Location
- Moors Bank St Martin's, Shropshire, SY10 7BD England 52°55′06″N 3°01′18″W﻿ / ﻿52.91827°N 3.021737°W

Information
- Type: Academy
- Motto: Selfless, Self Assured & Successful.
- Established: 1st September 2012
- Local authority: Shropshire Council
- Department for Education URN: 143142 Tables
- Ofsted: Reports
- Head Teacher: Alison Pope
- Age: 3 to 16
- Enrolment: 723 as of September 2025
- Houses: Ifton, Heath, Rhyn, Moors.
- Colours: Purple, silver, green and black
- Publication: The Link
- Website: www.stmartins3-16.org

= St Martin's School, Shropshire =

St. Martin's School 3-16 Learning Community (formerly Rhyn Park School and Performing Arts College) is a mixed all-through school situated in St. Martin's, near Oswestry in the county of Shropshire, England. The school educates students from the ages of 3–16.

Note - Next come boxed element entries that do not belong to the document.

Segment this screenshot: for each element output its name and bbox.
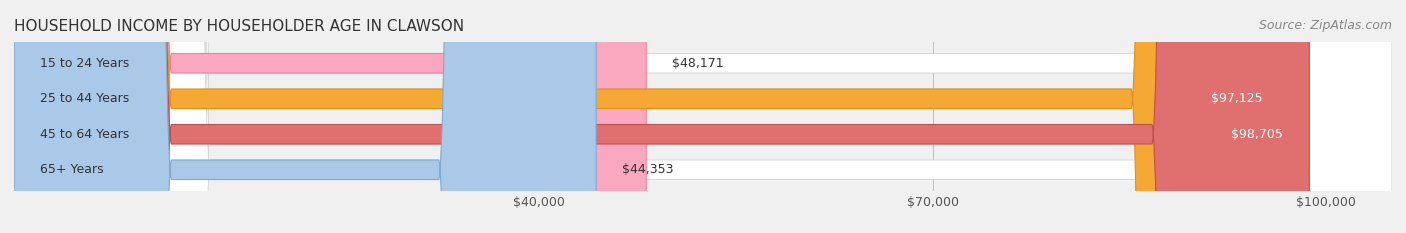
FancyBboxPatch shape xyxy=(14,0,1392,233)
Text: $97,125: $97,125 xyxy=(1211,92,1263,105)
Text: $44,353: $44,353 xyxy=(623,163,673,176)
Text: HOUSEHOLD INCOME BY HOUSEHOLDER AGE IN CLAWSON: HOUSEHOLD INCOME BY HOUSEHOLDER AGE IN C… xyxy=(14,19,464,34)
FancyBboxPatch shape xyxy=(14,0,1392,233)
Text: 65+ Years: 65+ Years xyxy=(41,163,104,176)
Text: 45 to 64 Years: 45 to 64 Years xyxy=(41,128,129,141)
Text: $98,705: $98,705 xyxy=(1232,128,1284,141)
FancyBboxPatch shape xyxy=(14,0,1288,233)
FancyBboxPatch shape xyxy=(14,0,1309,233)
FancyBboxPatch shape xyxy=(14,0,1392,233)
FancyBboxPatch shape xyxy=(14,0,647,233)
Text: 15 to 24 Years: 15 to 24 Years xyxy=(41,57,129,70)
FancyBboxPatch shape xyxy=(14,0,1392,233)
Text: 25 to 44 Years: 25 to 44 Years xyxy=(41,92,129,105)
Text: $48,171: $48,171 xyxy=(672,57,724,70)
Text: Source: ZipAtlas.com: Source: ZipAtlas.com xyxy=(1258,19,1392,32)
FancyBboxPatch shape xyxy=(14,0,596,233)
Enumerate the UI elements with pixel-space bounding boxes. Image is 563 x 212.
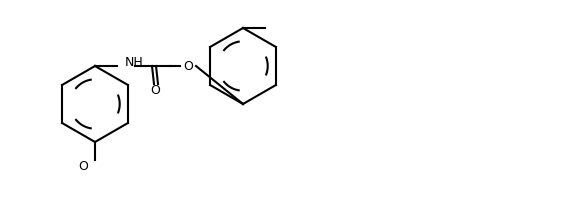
Text: O: O xyxy=(150,84,160,96)
Text: O: O xyxy=(183,60,193,73)
Text: NH: NH xyxy=(125,56,144,68)
Text: O: O xyxy=(78,160,88,173)
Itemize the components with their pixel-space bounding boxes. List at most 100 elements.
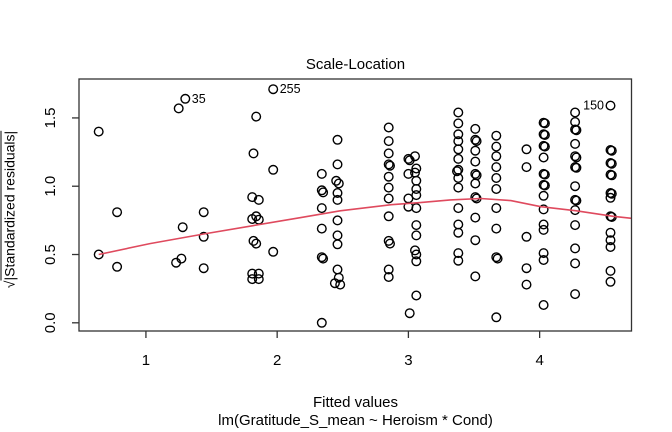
data-point	[606, 158, 617, 169]
data-point	[491, 162, 502, 173]
data-point	[332, 215, 343, 226]
data-point	[452, 166, 463, 177]
outlier-point	[180, 93, 191, 104]
data-point	[539, 118, 550, 129]
data-point	[491, 183, 502, 194]
data-point	[606, 188, 617, 199]
data-point	[470, 168, 481, 179]
data-point	[333, 178, 344, 189]
data-point	[471, 136, 482, 147]
data-point	[539, 141, 550, 152]
data-point	[332, 194, 343, 205]
data-point	[570, 107, 581, 118]
data-point	[112, 261, 123, 272]
data-point	[329, 278, 340, 289]
data-point	[470, 123, 481, 134]
data-point	[570, 138, 581, 149]
data-point	[411, 163, 422, 174]
y-tick-label: 0.5	[42, 244, 59, 265]
data-point	[571, 195, 582, 206]
data-point	[316, 168, 327, 179]
data-point	[521, 231, 532, 242]
data-point	[247, 268, 258, 279]
data-point	[383, 193, 394, 204]
data-point	[247, 274, 258, 285]
data-point	[453, 144, 464, 155]
sqrt-symbol: √	[1, 280, 18, 289]
data-point	[491, 172, 502, 183]
data-point	[521, 279, 532, 290]
outlier-point	[268, 84, 279, 95]
data-point	[383, 211, 394, 222]
data-point	[383, 264, 394, 275]
data-point	[570, 181, 581, 192]
data-point	[248, 235, 259, 246]
data-point	[453, 255, 464, 266]
data-point	[411, 183, 422, 194]
data-point	[383, 159, 394, 170]
data-point	[470, 145, 481, 156]
x-tick-label: 1	[142, 352, 150, 369]
data-point	[538, 152, 549, 163]
data-point	[453, 153, 464, 164]
data-point	[470, 212, 481, 223]
data-point	[251, 238, 262, 249]
data-point	[411, 290, 422, 301]
data-point	[492, 253, 503, 264]
data-point	[268, 246, 279, 257]
data-point	[538, 204, 549, 215]
data-point	[570, 243, 581, 254]
data-point	[173, 103, 184, 114]
data-point	[253, 274, 264, 285]
data-point	[385, 160, 396, 171]
data-point	[335, 279, 346, 290]
data-point	[491, 252, 502, 263]
data-point	[538, 224, 549, 235]
data-point	[491, 141, 502, 152]
smooth-line	[98, 197, 632, 256]
data-point	[491, 312, 502, 323]
data-point	[383, 171, 394, 182]
data-point	[539, 180, 550, 191]
data-point	[253, 194, 264, 205]
data-point	[411, 190, 422, 201]
x-axis-label: Fitted values	[312, 394, 399, 411]
data-point	[570, 289, 581, 300]
data-point	[470, 178, 481, 189]
data-point	[453, 107, 464, 118]
data-point	[605, 235, 616, 246]
data-point	[316, 223, 327, 234]
data-point	[332, 187, 343, 198]
data-point	[605, 192, 616, 203]
data-point	[538, 190, 549, 201]
data-point	[403, 153, 414, 164]
data-point	[411, 175, 422, 186]
data-point	[570, 151, 581, 162]
data-point	[331, 175, 342, 186]
data-point	[112, 207, 123, 218]
data-point	[318, 253, 329, 264]
data-point	[453, 203, 464, 214]
data-point	[538, 300, 549, 311]
data-point	[606, 145, 617, 156]
data-point	[383, 272, 394, 283]
data-point	[332, 264, 343, 275]
data-point	[332, 159, 343, 170]
y-axis-label: √|Standardized residuals|	[2, 110, 21, 310]
data-point	[268, 164, 279, 175]
data-point	[316, 252, 327, 263]
data-point	[410, 245, 421, 256]
data-point	[93, 126, 104, 137]
data-point	[453, 248, 464, 259]
data-point	[470, 156, 481, 167]
data-point	[453, 182, 464, 193]
data-point	[521, 162, 532, 173]
data-point	[383, 148, 394, 159]
data-point	[403, 168, 414, 179]
data-point	[247, 192, 258, 203]
data-point	[570, 258, 581, 269]
plot-title: Scale-Location	[305, 56, 406, 73]
data-point	[410, 151, 421, 162]
data-point	[571, 162, 582, 173]
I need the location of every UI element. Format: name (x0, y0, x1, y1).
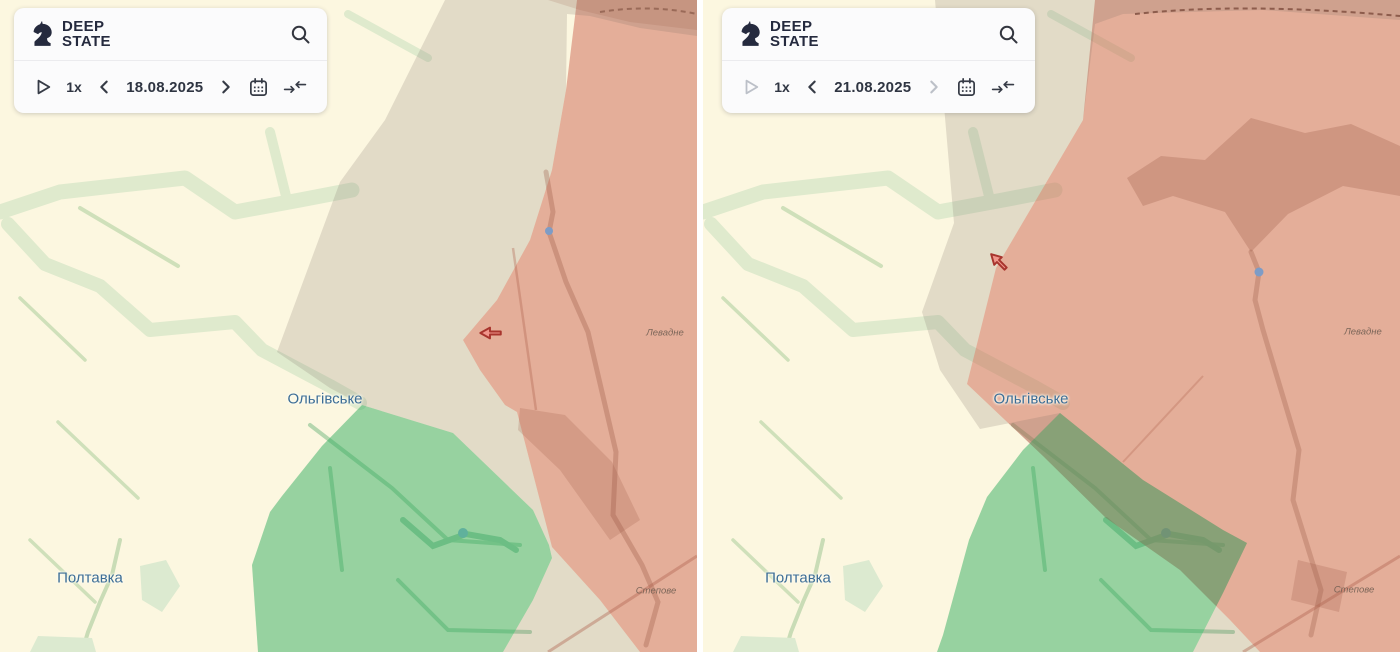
next-day-button[interactable] (926, 78, 942, 96)
search-icon (999, 25, 1018, 43)
occupied-area (967, 0, 1400, 652)
liberated-area (937, 413, 1247, 652)
panel-header-row: DEEP STATE (722, 8, 1035, 60)
knight-logo-icon (33, 20, 52, 46)
chevron-left-icon (100, 80, 108, 94)
speed-label[interactable]: 1x (774, 79, 790, 95)
panel-divider (14, 60, 327, 61)
control-panel: DEEP STATE (14, 8, 327, 113)
road-line (1242, 554, 1400, 652)
current-date-label: 18.08.2025 (126, 78, 204, 96)
map-label-town-main: Ольгівське (287, 390, 363, 408)
panel-header-row: DEEP STATE (14, 8, 327, 60)
search-button[interactable] (290, 24, 311, 45)
forest-patch (1291, 560, 1347, 612)
knight-logo-icon (741, 20, 760, 46)
calendar-icon (957, 77, 975, 96)
road-line (1122, 375, 1204, 463)
calendar-button[interactable] (956, 77, 977, 98)
pond (545, 227, 553, 235)
brand-name: DEEP STATE (770, 19, 819, 49)
search-button[interactable] (998, 24, 1019, 45)
gray-zone-area (922, 0, 1400, 652)
brand-line2: STATE (62, 33, 111, 50)
map-canvas[interactable] (0, 0, 697, 652)
timeline-controls-row: 1x 18.08.2025 (14, 61, 327, 113)
occupied-area (463, 0, 697, 652)
brand-line1: DEEP (770, 18, 813, 35)
jump-to-latest-button[interactable] (991, 78, 1015, 96)
play-icon (37, 79, 51, 95)
map-label-village-southeast: Степове (1333, 584, 1375, 596)
map-label-village-southeast: Степове (635, 585, 677, 597)
converge-arrows-icon (283, 81, 307, 93)
admin-boundary-dashed-line (599, 7, 697, 15)
play-button[interactable] (34, 77, 52, 97)
chevron-left-icon (808, 80, 816, 94)
map-label-town-southwest: Полтавка (57, 569, 123, 587)
map-label-village-east: Левадне (646, 327, 684, 339)
road-line (511, 247, 538, 411)
liberated-area (252, 405, 552, 652)
calendar-icon (249, 77, 267, 96)
play-icon (745, 79, 759, 95)
creek-line (1248, 249, 1324, 638)
gray-zone-area (277, 0, 697, 652)
panel-divider (722, 60, 1035, 61)
forest-patch (518, 408, 640, 540)
chevron-right-icon (929, 80, 938, 94)
pane-seam (697, 0, 703, 652)
map-label-town-southwest: Полтавка (765, 569, 831, 587)
prev-day-button[interactable] (96, 78, 112, 96)
map-label-town-main: Ольгівське (993, 390, 1069, 408)
control-panel: DEEP STATE (722, 8, 1035, 113)
brand-line2: STATE (770, 33, 819, 50)
calendar-button[interactable] (248, 77, 269, 98)
timeline-controls-row: 1x 21.08.2025 (722, 61, 1035, 113)
map-canvas[interactable] (703, 0, 1400, 652)
map-pane-after: Ольгівське Полтавка Левадне Степове DEEP… (703, 0, 1400, 652)
deepstate-logo[interactable]: DEEP STATE (738, 19, 819, 49)
forest-patch (1127, 118, 1400, 252)
advance-arrow-icon (479, 326, 502, 340)
advance-arrow-icon (990, 253, 1008, 271)
next-day-button[interactable] (218, 78, 234, 96)
creek-line (543, 169, 661, 648)
forest-patch (548, 0, 697, 30)
road-line (547, 554, 697, 652)
converge-arrows-icon (991, 81, 1015, 93)
current-date-label: 21.08.2025 (834, 78, 912, 96)
pond (1254, 267, 1264, 277)
speed-label[interactable]: 1x (66, 79, 82, 95)
deepstate-logo[interactable]: DEEP STATE (30, 19, 111, 49)
map-pane-before: Ольгівське Полтавка Левадне Степове DEEP… (0, 0, 697, 652)
map-label-village-east: Левадне (1344, 326, 1382, 338)
prev-day-button[interactable] (804, 78, 820, 96)
brand-line1: DEEP (62, 18, 105, 35)
admin-boundary-dashed-line (1134, 7, 1400, 17)
chevron-right-icon (221, 80, 230, 94)
brand-name: DEEP STATE (62, 19, 111, 49)
play-button[interactable] (742, 77, 760, 97)
search-icon (291, 25, 310, 43)
jump-to-latest-button[interactable] (283, 78, 307, 96)
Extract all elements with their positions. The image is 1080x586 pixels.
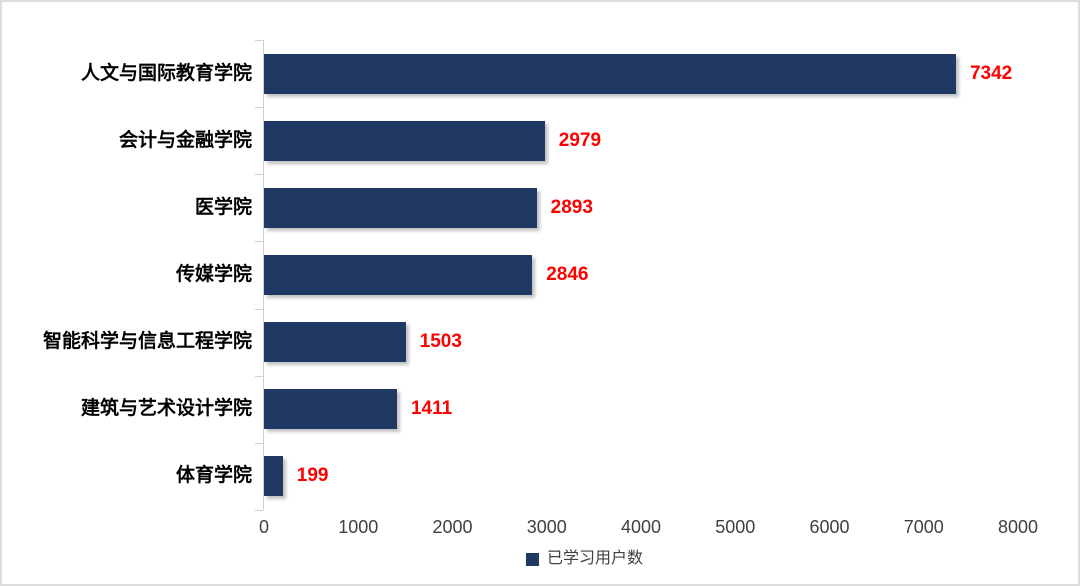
axis-tick-mark	[255, 107, 263, 109]
x-tick-label: 1000	[338, 517, 379, 537]
bar	[264, 322, 406, 363]
axis-tick-mark	[255, 174, 263, 176]
axis-tick-mark	[255, 375, 263, 377]
x-tick-label: 8000	[997, 517, 1039, 537]
bar	[264, 456, 283, 497]
axis-tick-mark	[255, 308, 263, 310]
category-label: 人文与国际教育学院	[80, 62, 252, 84]
value-label: 1411	[410, 398, 453, 420]
y-axis-line	[263, 40, 264, 510]
value-label: 7342	[969, 62, 1013, 84]
value-label: 2846	[546, 264, 589, 285]
x-tick-label: 7000	[903, 517, 944, 537]
legend: 已学习用户数	[526, 549, 643, 569]
category-label: 医学院	[194, 196, 252, 218]
value-label: 199	[296, 465, 329, 487]
bar	[264, 53, 956, 94]
x-tick-label: 3000	[526, 517, 567, 537]
bar	[264, 120, 545, 161]
legend-swatch-icon	[526, 552, 539, 566]
x-tick-label: 5000	[715, 517, 756, 537]
value-label: 1503	[419, 331, 462, 353]
value-label: 2979	[558, 129, 602, 151]
axis-tick-mark	[255, 510, 263, 511]
x-tick-label: 6000	[809, 517, 850, 537]
category-label: 体育学院	[175, 465, 252, 487]
axis-tick-mark	[255, 40, 263, 41]
x-tick-label: 4000	[620, 517, 662, 537]
x-tick-label: 2000	[432, 517, 473, 537]
value-label: 2893	[550, 196, 593, 218]
axis-tick-mark	[255, 241, 263, 243]
bar	[264, 389, 397, 430]
x-tick-label: 0	[258, 517, 270, 537]
bar	[264, 187, 537, 228]
category-label: 建筑与艺术设计学院	[80, 398, 252, 420]
category-label: 智能科学与信息工程学院	[42, 331, 252, 353]
category-label: 会计与金融学院	[118, 129, 252, 151]
axis-tick-mark	[255, 442, 263, 444]
legend-label: 已学习用户数	[547, 550, 644, 567]
category-label: 传媒学院	[175, 264, 252, 285]
bar	[264, 255, 533, 295]
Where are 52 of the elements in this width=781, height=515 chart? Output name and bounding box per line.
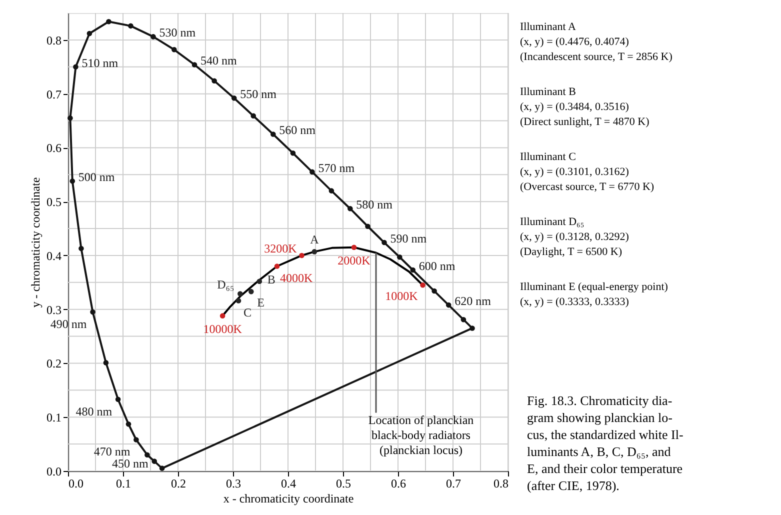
annotation: A bbox=[310, 232, 320, 247]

St. Martins School was previously awarded specialist status as a Performing Arts College, supplying facilities and education in creative arts to students from around the county. The school was known as Rhyn Park School and Performing Arts College from 1958 to 2011. In September 2016 the school converted to academy status.

== Facilities ==
There is a theater with stage lighting and sound. There are three ICT suites and a suite of Apple Mac computers in the music room. A sound recording and editing suite is available.

The school has three science laboratories with specialist equipment for practical sessions and a food technology kitchen. There is a resistant materials room complete with power tools. There are also generic classrooms for other subjects.

== Refurbishment ==
Through the school year of 2013–2014, the school underwent refurbishment and re-build, which saw a library and reception area (jointly named the "Hub") being built along the front of the school, replacing the former reception and administration offices. There was also a large area built for the primary school, with the Humanities subject area and old library being converted into classrooms for the younger pupils.

=== Secondary buildings ===
Work began in the summer of 2013, which saw the completion of an extended car park near the sports hall, new toilets and complete refurbishment of the languages subject area. In February of the following year, the "Hub" was finished and opened to the students. This area incorporates the library, meeting room, admin offices and reception in an open-plan area. A new courtyard was completed over the following months and is situated to the rear of the library.

=== Primary buildings ===
New buildings were built to accommodate the primary school and nursery. The humanities subject areas were shut off and converted into primary classrooms, while the old library was converted into corridors and a larger classroom. Each classroom is equipped with a fully interactive touchscreen monitor, books and other learning resources.

=== Fire incident ===
On 21 September 2025, a major fire broke out at St Martin's School. The incident began around 5 pm, with multiple fire engines attending. The school informed parents that the blaze may have been linked to its solar panels and was not believed to be deliberate. No casualties were reported. As a result of the fire, the school announced closure for all pupils the following day while damage was assessed.